No segundo poema o tema da evasão também está associado ao mar, porém aqui é através de um propósito definido, aparentemente uma solução aos problemas sofridos pelo sujeito poético, em que a evasão se torna um caminho escolhido por outros que foram e não regressaram: “nessas viagens para a América de onde às vezes os navios não voltam mais”.

Conforme Silva (2011, p. 21): “Jorge Barbosa será sempre associado à evasão decorrente da insularidade que atravessa a sua obra, mas essa descrição evasionista revela-se documental, de uma realidade que o poeta deseja fortemente registar”.

Para inferir a evasão no poema de Manuel Lopes, “Poema de quem ficou”, precisamos ler com mais cuidado, pois o tema não está totalmente marcado na superfície textual. 

Comecemos a perceber a ideia do evasionismo refletida no título, quem ficou fora aquele que não foi, portanto, o poema irá discutir a visão do eu lírico por meio dessa perspectiva, daquele que permaneceu, sentindo saudades, inquietudes, esperanças e com expectativa “que nunca viram teus olhos no mundo que percorreste...”

Eu não te quero mal

por esse orgulho que tu trazes;

por esse teu ar de triunfo iluminado

com que voltas…


… Que teu irmão que ficou

sonhou coisas maiores ainda,

mais belas que aquelas que conheceste…

– bosques de névoa, rios de prata, montanhas de oiro–


que nunca viram teus olhos

no mundo que percorreste…


É possível perceber também que no poema de Lopes há também a ideia do partir e ficar, lembre-se do “Poema do Mar” de Jorge Barbosa, representado pelo eu lírico que se foi e o que permaneceu, o emigrado que regressa e o irmão que ficou a sonhar coisas maiores.

É perceptível identificar esse embate sobre a ideia de evasão nos poemas, sendo que a maioria das vezes o eu lírico se comporta de uma maneira instável, entre partir e permanecer, não sendo totalmente livre, mas sempre registrando uma culpa, mesmo que levemente interiorizada, culpa está refletida pelo indecisão e tensão nos versos. 

Portanto é possível inferir que a partir desse sentimento tenha gerado um movimento contrário denominado anti-evasionista registrado a partir da década de 1960 e 1970 apoiado especificamente pelo poeta cabo-verdiano Corsino Fortes (1933 – 2005) morto aos 82 anos em que usou a poesia como forma de liberdade e de afirmação identitária.

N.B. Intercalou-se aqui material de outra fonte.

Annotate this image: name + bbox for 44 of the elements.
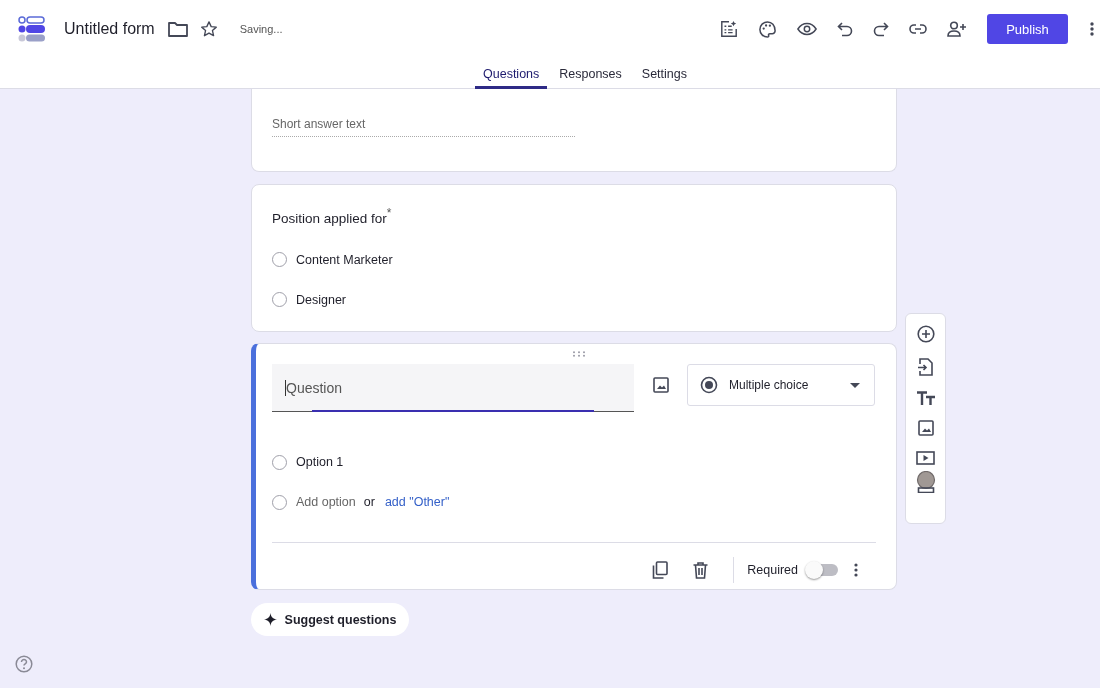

Para exemplificar melhor esse movimento anti-evasionista tomemos os poemas de Ovídio Martins (1928 – 1999) que assinalam explicitamente esse sentimento. No livro, repare no título: “Gritarei, berrarei, matarei: não vou para Pasárgada” (1973), temos os poemas: “Processo” e “Anti-evasão”.


PROCESSO

Não é verdade / meu irmão / não acredites nisso / A fome que vimos / gramando / século de riba de século / não foi a estiagem / que a pariu [...]

A estiagem nada / tem com isso / Quem é / que tempo sem conta / te vem explorando / terra nossa / Quem é / que nos anos de crise / te condenou à morte / povo meu.


ANTI-EVASÃO


Pedirei / Suplicarei / Chorarei / Não vou para Pasárgada


Atirar-me-ei ao chão / e prenderei nas mãos convulsas / ervas e pedras de sangue / Não vou para Pasárgada


Ambos fragmentos dos poemas estão em um livro que alude ao poeta brasileiro Manuel Bandeira, e seu reconhecidíssimo poema. 
É notório o uso dessa intertextualidade para firmar que não interessa o sentimento de evadir, ir embora para um outro lugar, pois a terra, a nação do eu lírico é aquela com as suas mazelas e belezas, frutos de uma história libertária e de uma busca identitária que reuniu braços e penas, a força e a resistência, é alvo de um lar construído por seus filhos nacionais.